Red Hat has announced the purchase of the startup Neural Magica company born in 2018 as a spinoff of MIT dedicated to software development and process optimization algorithms using generative AI. Specifically, its systems are responsible for accelerating generative AI inference workloads.
The company therefore has experience in inference performance engineering, and since its inception has shown a commitment to open source, which put it in line with Red Hat’s vision for high-performance AI workloads that They adapt directly to the customer’s specific use cases and data at any point in the hybrid cloud.

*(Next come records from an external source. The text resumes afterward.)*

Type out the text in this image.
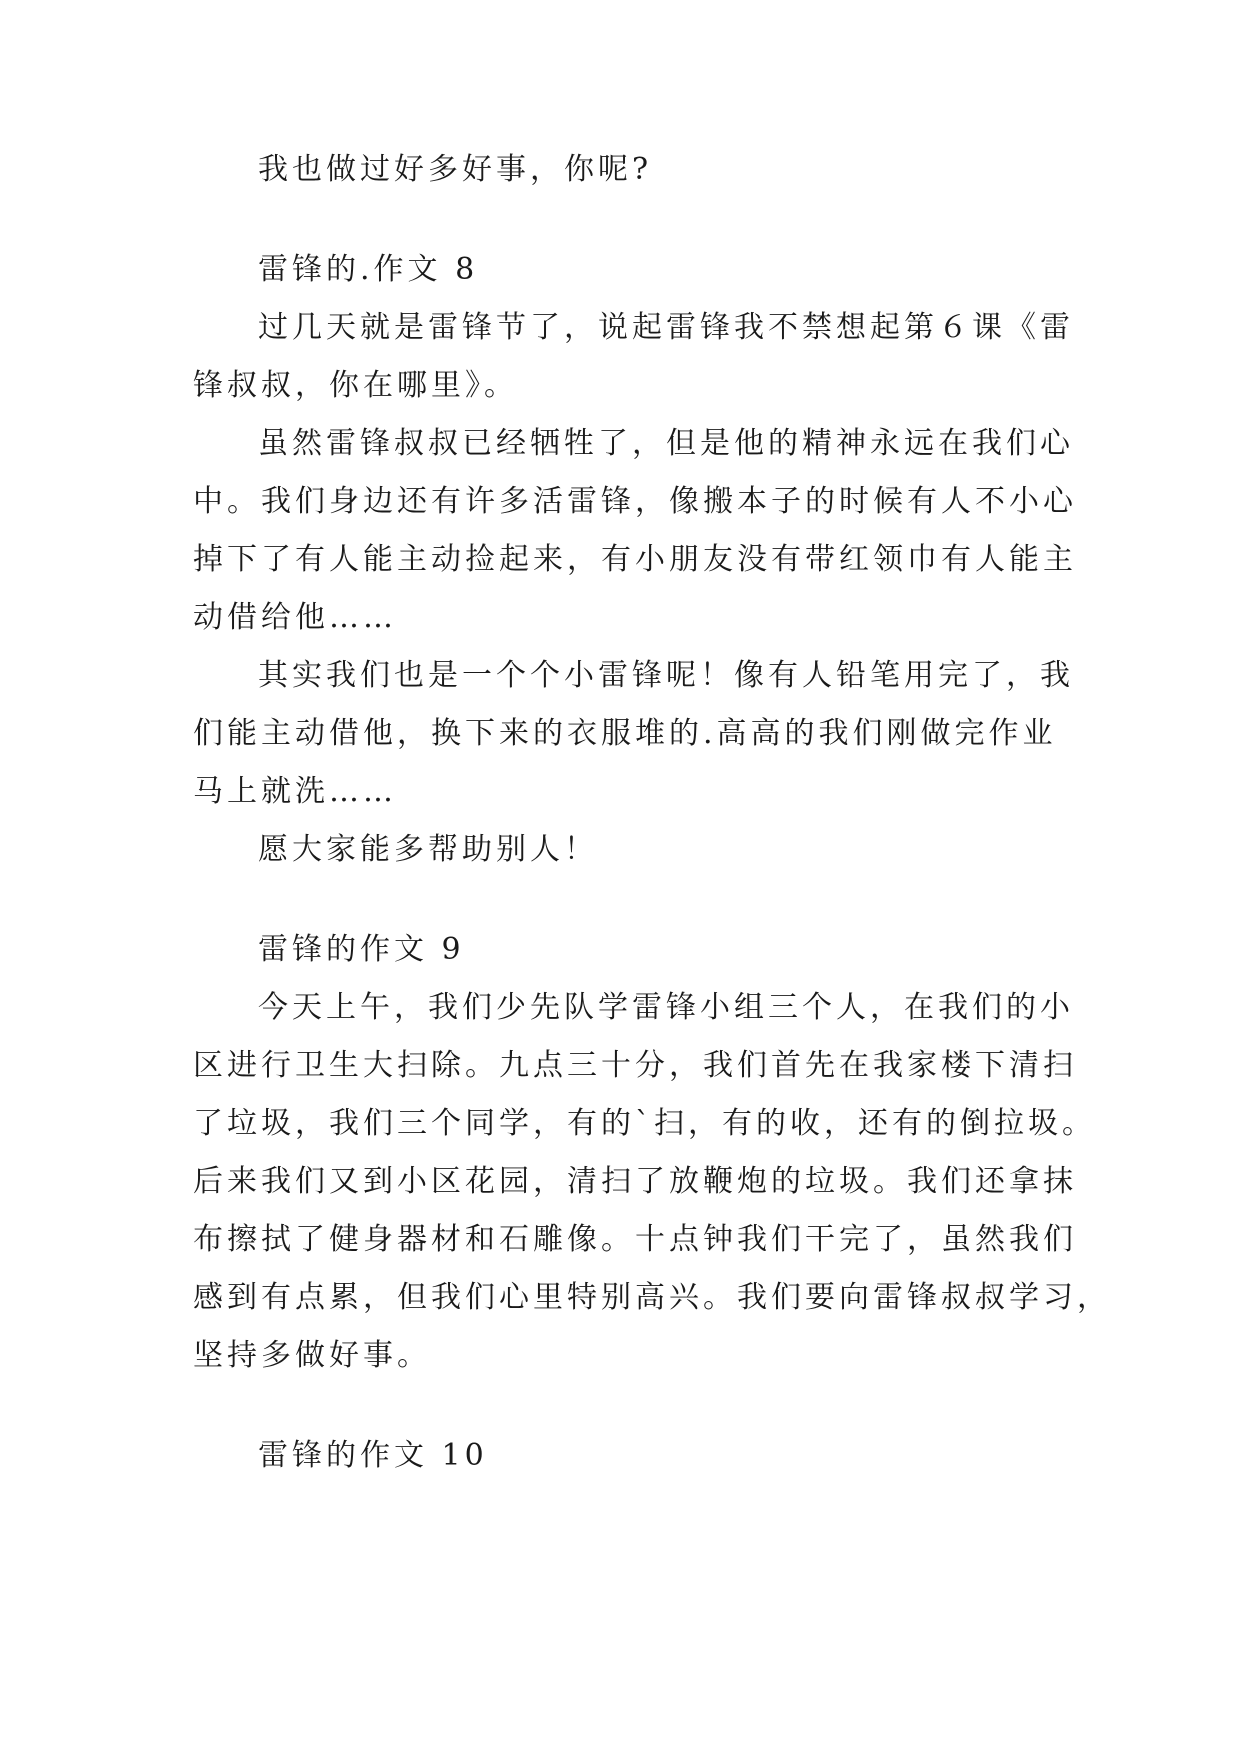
我也做过好多好事，你呢?
雷锋的.作文 8
过几天就是雷锋节了，说起雷锋我不禁想起第６课《雷
锋叔叔，你在哪里》。
虽然雷锋叔叔已经牺牲了，但是他的精神永远在我们心
中。我们身边还有许多活雷锋，像搬本子的时候有人不小心
掉下了有人能主动捡起来，有小朋友没有带红领巾有人能主
动借给他……
其实我们也是一个个小雷锋呢！像有人铅笔用完了，我
们能主动借他，换下来的衣服堆的.高高的我们刚做完作业
马上就洗……
愿大家能多帮助别人！
雷锋的作文 9
今天上午，我们少先队学雷锋小组三个人，在我们的小
区进行卫生大扫除。九点三十分，我们首先在我家楼下清扫
了垃圾，我们三个同学，有的`扫，有的收，还有的倒拉圾。
后来我们又到小区花园，清扫了放鞭炮的垃圾。我们还拿抹
布擦拭了健身器材和石雕像。十点钟我们干完了，虽然我们
感到有点累，但我们心里特别高兴。我们要向雷锋叔叔学习，
坚持多做好事。
雷锋的作文 10
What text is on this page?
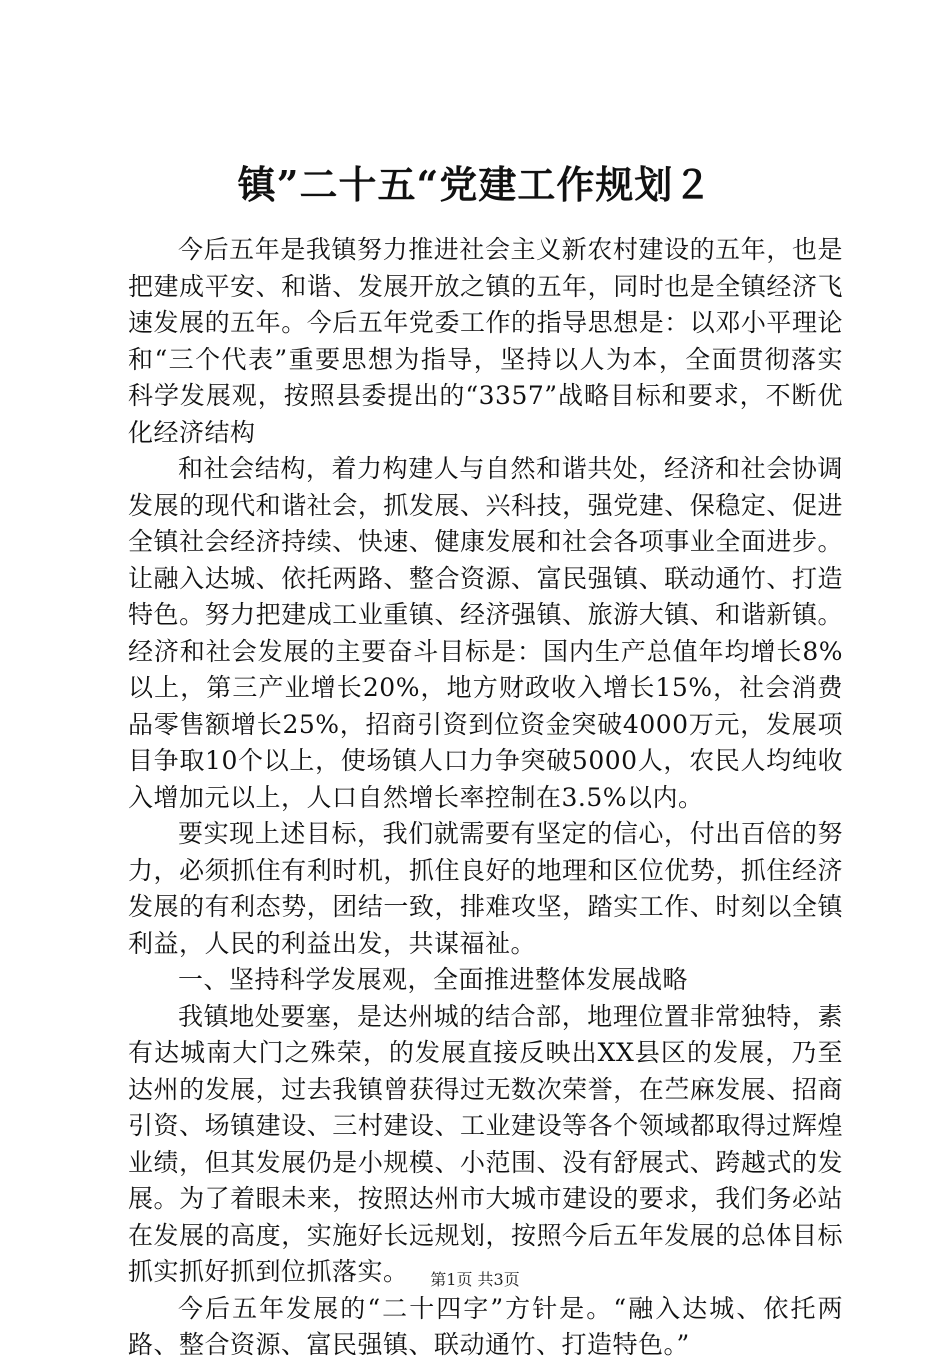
镇”二十五“党建工作规划２

今后五年是我镇努力推进社会主义新农村建设的五年，也是把建成平安、和谐、发展开放之镇的五年，同时也是全镇经济飞速发展的五年。今后五年党委工作的指导思想是：以邓小平理论和“三个代表”重要思想为指导，坚持以人为本，全面贯彻落实科学发展观，按照县委提出的“3357”战略目标和要求，不断优化经济结构

和社会结构，着力构建人与自然和谐共处，经济和社会协调发展的现代和谐社会，抓发展、兴科技，强党建、保稳定、促进全镇社会经济持续、快速、健康发展和社会各项事业全面进步。让融入达城、依托两路、整合资源、富民强镇、联动通竹、打造特色。努力把建成工业重镇、经济强镇、旅游大镇、和谐新镇。经济和社会发展的主要奋斗目标是：国内生产总值年均增长8%以上，第三产业增长20%，地方财政收入增长15%，社会消费品零售额增长25%，招商引资到位资金突破4000万元，发展项目争取10个以上，使场镇人口力争突破5000人，农民人均纯收入增加元以上，人口自然增长率控制在3.5%以内。

要实现上述目标，我们就需要有坚定的信心，付出百倍的努力，必须抓住有利时机，抓住良好的地理和区位优势，抓住经济发展的有利态势，团结一致，排难攻坚，踏实工作、时刻以全镇利益，人民的利益出发，共谋福祉。

一、坚持科学发展观，全面推进整体发展战略

我镇地处要塞，是达州城的结合部，地理位置非常独特，素有达城南大门之殊荣，的发展直接反映出XX县区的发展，乃至达州的发展，过去我镇曾获得过无数次荣誉，在苎麻发展、招商引资、场镇建设、三村建设、工业建设等各个领域都取得过辉煌业绩，但其发展仍是小规模、小范围、没有舒展式、跨越式的发展。为了着眼未来，按照达州市大城市建设的要求，我们务必站在发展的高度，实施好长远规划，按照今后五年发展的总体目标抓实抓好抓到位抓落实。

今后五年发展的“二十四字”方针是。“融入达城、依托两路、整合资源、富民强镇、联动通竹、打造特色。”

第1页 共3页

The large language models that support generative AI systems are increasing in size, which also increases the computing power necessary for the development of profitable and reliable LLMs. Also the consumption of energy resources required to achieve it, as well as the specialized operational skills to execute them. This makes having personalized, ready-to-deploy AI with an adequate level of security awareness increasingly complicated for companies.

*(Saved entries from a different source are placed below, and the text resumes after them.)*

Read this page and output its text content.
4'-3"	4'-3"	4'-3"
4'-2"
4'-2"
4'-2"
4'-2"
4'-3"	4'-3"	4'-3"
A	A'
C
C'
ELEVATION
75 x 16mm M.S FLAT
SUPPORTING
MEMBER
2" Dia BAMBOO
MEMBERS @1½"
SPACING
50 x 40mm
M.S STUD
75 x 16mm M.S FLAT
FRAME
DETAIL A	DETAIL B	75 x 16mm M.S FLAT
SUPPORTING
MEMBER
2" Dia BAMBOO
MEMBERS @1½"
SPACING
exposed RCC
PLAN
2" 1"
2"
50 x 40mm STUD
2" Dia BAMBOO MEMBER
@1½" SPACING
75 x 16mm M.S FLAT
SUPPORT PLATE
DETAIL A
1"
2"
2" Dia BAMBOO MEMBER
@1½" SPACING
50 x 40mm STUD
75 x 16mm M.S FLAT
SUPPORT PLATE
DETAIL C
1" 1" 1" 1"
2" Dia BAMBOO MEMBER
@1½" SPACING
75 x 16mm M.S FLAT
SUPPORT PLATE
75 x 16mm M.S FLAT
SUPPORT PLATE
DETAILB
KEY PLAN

Given this, Red Hat has among its objectives to make generative AI more accessible to companies through the open innovation proposed by the vLLM project. Developed by the University of California at Berkeley, this project is driven by the community for open model serving, that is, it directly affects how generative AI models infer and solve problems.

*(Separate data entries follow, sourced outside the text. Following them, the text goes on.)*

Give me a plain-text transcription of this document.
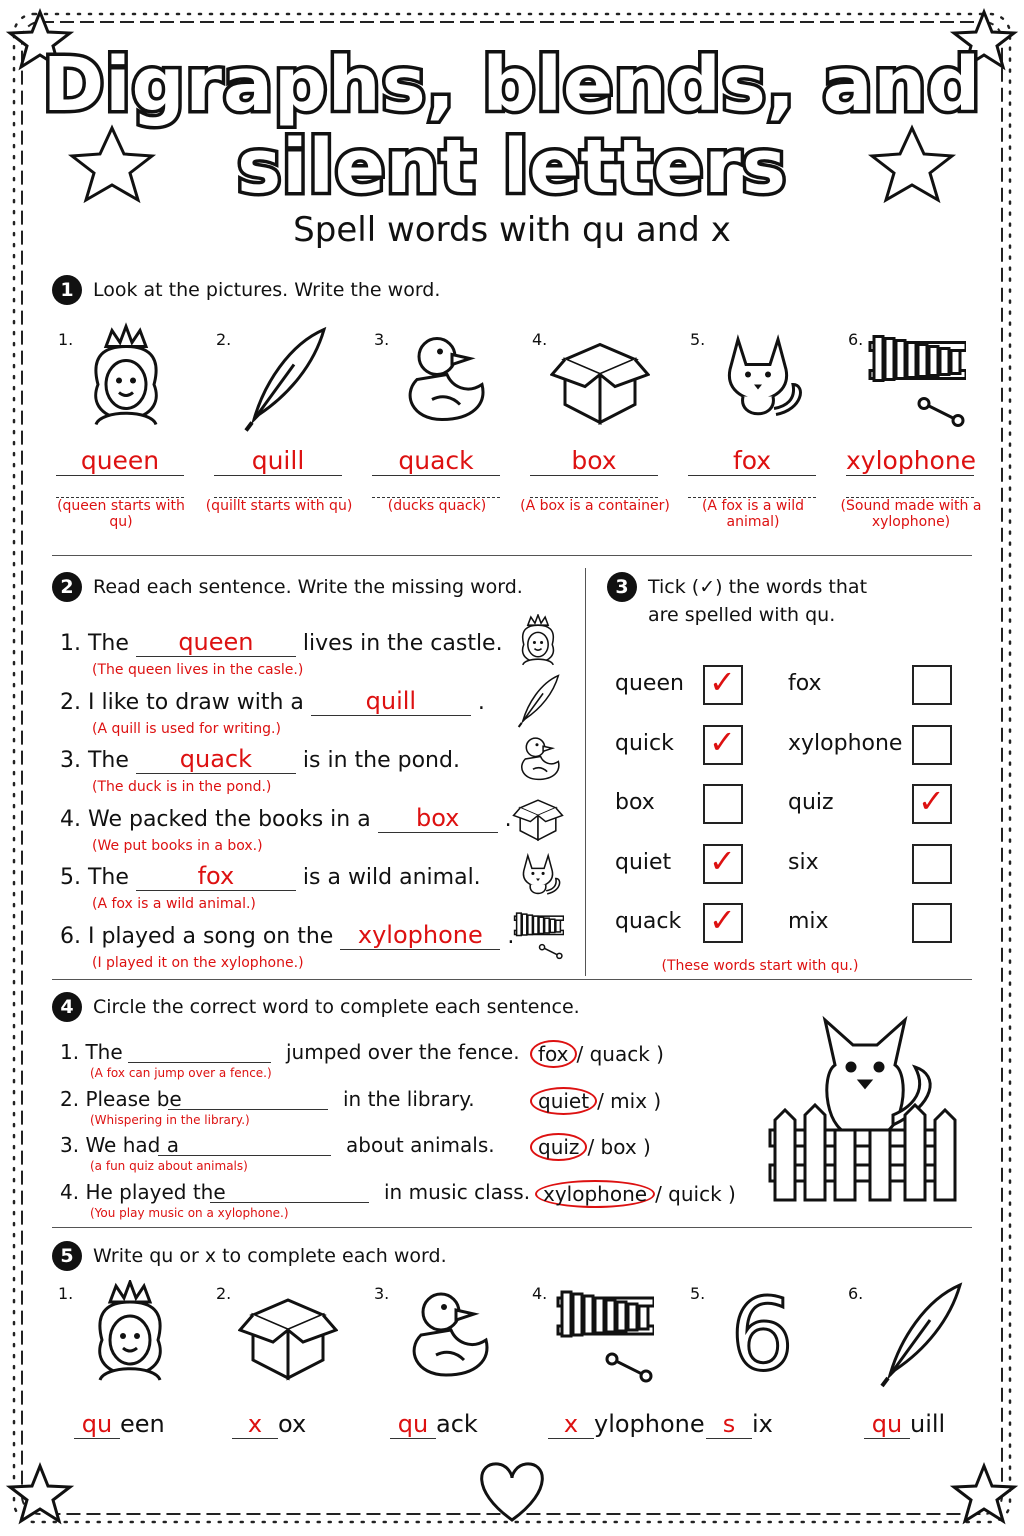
Digraphs, blends, and
silent letters
Spell words with qu and x
1	Look at the pictures. Write the word.
1.
queen
(queen starts with qu)
2.
quill
(quillt starts with qu)
3.
quack
(ducks quack)
4.
box
(A box is a container)
5.
fox
(A fox is a wild animal)
6.
xylophone
(Sound made with a xylophone)
2	Read each sentence. Write the missing word.
1. The queen lives in the castle.
(The queen lives in the casle.)
2. I like to draw with a quill .
(A quill is used for writing.)
3. The quack is in the pond.
(The duck is in the pond.)
4. We packed the books in a box .
(We put books in a box.)
5. The	fox	is a wild animal.
(A fox is a wild animal.)
6. I played a song on the xylophone .
(I played it on the xylophone.)
3	Tick (✓) the words that
are spelled with qu.
queen ✓
quick ✓
box
quiet ✓
quack ✓
fox
xylophone
quiz	✓
six
mix
(These words start with qu.)
4	Circle the correct word to complete each sentence.
1. The	jumped over the fence. fox / quack )
(A fox can jump over a fence.)
2. Please be	in the library.	quiet / mix )
(Whispering in the library.)
3. We had a	about animals.	quiz / box )
(a fun quiz about animals)
4. He played the	in music class. xylophone / quick )
(You play music on a xylophone.)
5	Write qu or x to complete each word.
1.
qu een
2.
x ox
3.
qu ack
4.
x ylophone
5. 6
s ix
6.
qu uill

The vLLM project offers support for all major model families, advanced research in inference acceleration, and various hardware backends. These include AMD or Nvidia GPUs, AWS Neuron, Google TPUs, Intel Gaudi, and x86 CPUs. Neural Magic is one of the companies that has stood out the most so far within the vLLM project, which caught the attention of Red Hat and led to its purchase.
The operation will add its experience to Red Hat’s portfolio of AI technologies for hybrid cloud, which will allow it to offer its clients solutions for the development of specific AI strategies to meet their needs, regardless of where their assets are hosted. data.
With the experience and knowledge of the vLLM project, Neural Magic develops an enterprise inference stack to optimize, deploy and scale LLM workloads in hybrid cloud environments with full control over the choice of infrastructure, security policies and the cycle model life.
Additionally, he conducts research in model optimization, develops the LLM Compressor library for LLM optimization with sparsity and quantization algorithms, and maintains a repository of pre-optimized models ready to deploy with vLLM. All of this will enhance Red Hat AI’s ability to support large language model deployments anywhere in the hybrid cloud with an open, streamlined inference stack.
According to Matt Hicks, CEO and President of Red Hat«AI workloads should run where customer data is in the hybrid cloud; This makes flexible, standardized, and open platforms and tools a necessity, allowing organizations to select the environments, resources, and architectures that best fit their unique operational and data needs. We are delighted to complement our hybrid cloud-centric AI portfolio with Neural Magic’s disruptive AI innovator, furthering our goal of not only being the ‘Red Hat’ of open source, but also the ‘Red Hat’ of AI.«.
For its part, Brian Stevens, CEO de Neural Magichas highlighted that «Open source has proven time and time again to drive innovation through the power of community collaboration. At Neural Magic, we’ve brought together some of the industry’s top talent in AI performance engineering with the singular mission of building open, cross-platform, and ultra-efficient LLM service capabilities. Joining Red Hat is not only a cultural fit, but will benefit companies large and small on their AI transformation journeys«.